Ruby estaba posada en el alféizar de la ventana, riendo con John. La brillante cabeza rubia del chico se inclinó hacia la de ella, el yin y el yang, tan cerca que se podían tocar. Él le susurró algo al oído antes de alejarse; era sin duda la persona más alta en el lugar mientras caminaba entre la multitud. Todos lo miraron al pasar, las chicas ansiosas por estar cerca de su encanto, los chicos ajustando sus posturas.
Miré a Gemma, cuya sonrisa se había desvanecido ante la escena de la ventana.
—Así que ése es John, ¿no es cierto? —pregunté—. Todavía intento recordar los nombres.
Gemma asintió mientras me lanzaba una mirada, como si acabara de recordar que estaba a su lado.
—Y su primo es Max, el más bajo y de pelo más oscuro. Supermono, pero demasiado bajo para mí —respondió ella, su voz se fue apagando mientras miraba alrededor de la habitación y afuera, en el pasillo. No podía saber si estaba bromeando. Ella no medía más de metro y medio de altura.
—Bueno —continuó—, todavía no está por aquí. Es raro, él y John no parecen estar tan unidos, pero Ruby dice que siempre están juntos. John es como un cachorro de golden retriever emocionado, y Max es... Bueno, Max es Max. Nada, absolutamente nada me viene a la mente para describirlo. Es un poco aburrido, supongo. No puedo explicarlo. Ya lo verás.

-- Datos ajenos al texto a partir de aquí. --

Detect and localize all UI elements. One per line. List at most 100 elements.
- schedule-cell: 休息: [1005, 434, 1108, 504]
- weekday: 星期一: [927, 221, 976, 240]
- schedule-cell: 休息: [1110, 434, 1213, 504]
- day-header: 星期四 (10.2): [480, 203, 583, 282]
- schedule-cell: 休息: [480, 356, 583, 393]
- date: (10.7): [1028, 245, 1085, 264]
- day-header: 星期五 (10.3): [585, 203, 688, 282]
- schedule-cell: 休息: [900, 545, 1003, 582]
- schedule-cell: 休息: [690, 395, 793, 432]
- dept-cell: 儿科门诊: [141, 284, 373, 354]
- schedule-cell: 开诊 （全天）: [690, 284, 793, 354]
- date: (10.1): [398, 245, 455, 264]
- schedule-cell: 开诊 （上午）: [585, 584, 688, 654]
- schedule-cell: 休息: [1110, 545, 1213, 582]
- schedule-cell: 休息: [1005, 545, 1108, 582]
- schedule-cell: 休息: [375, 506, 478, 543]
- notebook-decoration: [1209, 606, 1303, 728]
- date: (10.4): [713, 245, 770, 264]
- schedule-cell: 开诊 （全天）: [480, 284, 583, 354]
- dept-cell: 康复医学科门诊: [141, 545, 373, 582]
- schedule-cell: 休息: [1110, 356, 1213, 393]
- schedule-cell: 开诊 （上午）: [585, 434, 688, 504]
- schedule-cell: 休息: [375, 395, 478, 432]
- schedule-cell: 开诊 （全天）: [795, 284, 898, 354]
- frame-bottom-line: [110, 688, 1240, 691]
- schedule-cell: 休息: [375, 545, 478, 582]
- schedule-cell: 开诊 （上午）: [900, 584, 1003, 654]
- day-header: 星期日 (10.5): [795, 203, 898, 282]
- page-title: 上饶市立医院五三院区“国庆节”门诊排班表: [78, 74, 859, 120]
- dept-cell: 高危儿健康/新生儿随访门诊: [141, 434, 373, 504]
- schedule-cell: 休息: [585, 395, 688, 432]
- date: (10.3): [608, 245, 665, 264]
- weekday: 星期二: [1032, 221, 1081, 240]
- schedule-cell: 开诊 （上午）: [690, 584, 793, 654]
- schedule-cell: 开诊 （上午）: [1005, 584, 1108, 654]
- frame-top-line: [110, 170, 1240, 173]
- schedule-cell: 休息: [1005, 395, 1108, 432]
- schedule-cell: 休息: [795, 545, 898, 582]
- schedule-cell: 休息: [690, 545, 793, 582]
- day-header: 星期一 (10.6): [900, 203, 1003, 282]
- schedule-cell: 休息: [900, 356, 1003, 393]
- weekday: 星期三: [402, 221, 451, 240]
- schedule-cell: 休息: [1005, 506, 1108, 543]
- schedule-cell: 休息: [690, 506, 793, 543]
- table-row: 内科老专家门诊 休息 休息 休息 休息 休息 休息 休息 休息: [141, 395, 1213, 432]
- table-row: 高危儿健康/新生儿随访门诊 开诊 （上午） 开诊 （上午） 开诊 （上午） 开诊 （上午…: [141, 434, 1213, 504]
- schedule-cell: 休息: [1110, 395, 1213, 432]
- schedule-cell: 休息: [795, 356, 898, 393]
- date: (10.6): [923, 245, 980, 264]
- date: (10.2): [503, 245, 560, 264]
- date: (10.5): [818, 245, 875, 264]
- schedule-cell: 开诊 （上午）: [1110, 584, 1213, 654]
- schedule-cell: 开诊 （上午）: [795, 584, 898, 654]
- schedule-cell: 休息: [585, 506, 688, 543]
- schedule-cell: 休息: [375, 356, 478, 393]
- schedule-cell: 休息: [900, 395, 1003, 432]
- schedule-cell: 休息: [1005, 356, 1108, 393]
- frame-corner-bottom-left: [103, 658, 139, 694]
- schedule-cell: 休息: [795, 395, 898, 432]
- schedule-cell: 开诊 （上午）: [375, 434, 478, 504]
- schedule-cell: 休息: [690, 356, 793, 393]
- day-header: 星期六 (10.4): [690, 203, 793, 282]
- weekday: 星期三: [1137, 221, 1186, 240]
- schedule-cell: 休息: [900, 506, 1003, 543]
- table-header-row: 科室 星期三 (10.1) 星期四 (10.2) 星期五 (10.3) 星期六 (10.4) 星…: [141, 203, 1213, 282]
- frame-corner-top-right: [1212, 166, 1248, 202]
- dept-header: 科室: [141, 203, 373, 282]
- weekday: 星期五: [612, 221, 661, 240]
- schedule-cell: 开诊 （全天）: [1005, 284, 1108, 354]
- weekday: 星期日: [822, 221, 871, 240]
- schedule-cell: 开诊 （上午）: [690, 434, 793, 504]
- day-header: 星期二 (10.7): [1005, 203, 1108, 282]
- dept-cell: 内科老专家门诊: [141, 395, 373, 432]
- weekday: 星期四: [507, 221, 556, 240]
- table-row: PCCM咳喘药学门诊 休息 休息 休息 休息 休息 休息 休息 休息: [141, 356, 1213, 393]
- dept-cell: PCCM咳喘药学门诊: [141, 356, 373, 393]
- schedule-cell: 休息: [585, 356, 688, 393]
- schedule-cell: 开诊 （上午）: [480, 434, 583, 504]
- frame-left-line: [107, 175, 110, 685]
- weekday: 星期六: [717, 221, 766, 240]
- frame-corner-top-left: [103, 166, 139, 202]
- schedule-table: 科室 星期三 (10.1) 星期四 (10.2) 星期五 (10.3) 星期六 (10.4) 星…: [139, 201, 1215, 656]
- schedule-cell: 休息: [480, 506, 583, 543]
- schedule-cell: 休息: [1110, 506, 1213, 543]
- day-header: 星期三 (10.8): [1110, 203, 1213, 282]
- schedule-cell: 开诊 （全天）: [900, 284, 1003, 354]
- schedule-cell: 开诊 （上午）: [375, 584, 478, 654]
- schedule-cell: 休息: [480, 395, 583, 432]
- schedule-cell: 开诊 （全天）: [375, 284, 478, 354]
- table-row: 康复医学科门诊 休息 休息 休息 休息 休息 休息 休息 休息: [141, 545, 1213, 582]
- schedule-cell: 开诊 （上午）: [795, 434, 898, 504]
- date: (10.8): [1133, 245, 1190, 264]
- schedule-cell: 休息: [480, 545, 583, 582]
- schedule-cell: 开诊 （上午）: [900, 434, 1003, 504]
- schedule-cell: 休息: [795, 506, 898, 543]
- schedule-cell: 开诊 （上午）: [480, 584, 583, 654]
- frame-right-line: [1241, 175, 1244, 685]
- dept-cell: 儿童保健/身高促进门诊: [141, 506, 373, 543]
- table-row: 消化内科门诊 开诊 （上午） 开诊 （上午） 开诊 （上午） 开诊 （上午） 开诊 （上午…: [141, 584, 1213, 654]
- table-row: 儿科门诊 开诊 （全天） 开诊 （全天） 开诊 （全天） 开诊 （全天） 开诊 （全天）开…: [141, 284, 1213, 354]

—Me dio esa impresión durante el almuerzo de langosta —dije, recordando que Max ni siquiera había hablado con nosotras.
—¡Malin! —gritó Ruby, saludando con la mano desde el otro lado de la habitación. Cuando nos acercamos, me miró de arriba abajo y luego me dio un abrazo. Estaba empezando a darme cuenta de que los abrazos en la universidad eran algo a lo que tendría que acostumbrarme.
—Me encanta tu atuendo, es tan chic —Ruby tocó la seda entre sus dedos, su voz era amable. Estaba acostumbrada a los cumplidos de doble filo de las chicas. Mi instituto estaba lleno de eso, todas se felicitaban unas a otras y luego ponían los ojos en blanco al volver la espalda. Pero Ruby era diferente. Lo decía con honestidad.
Rio después de un segundo.
—Lo siento, ¿es raro que te esté tocando?
Negué con la cabeza, con una sonrisa vacilante.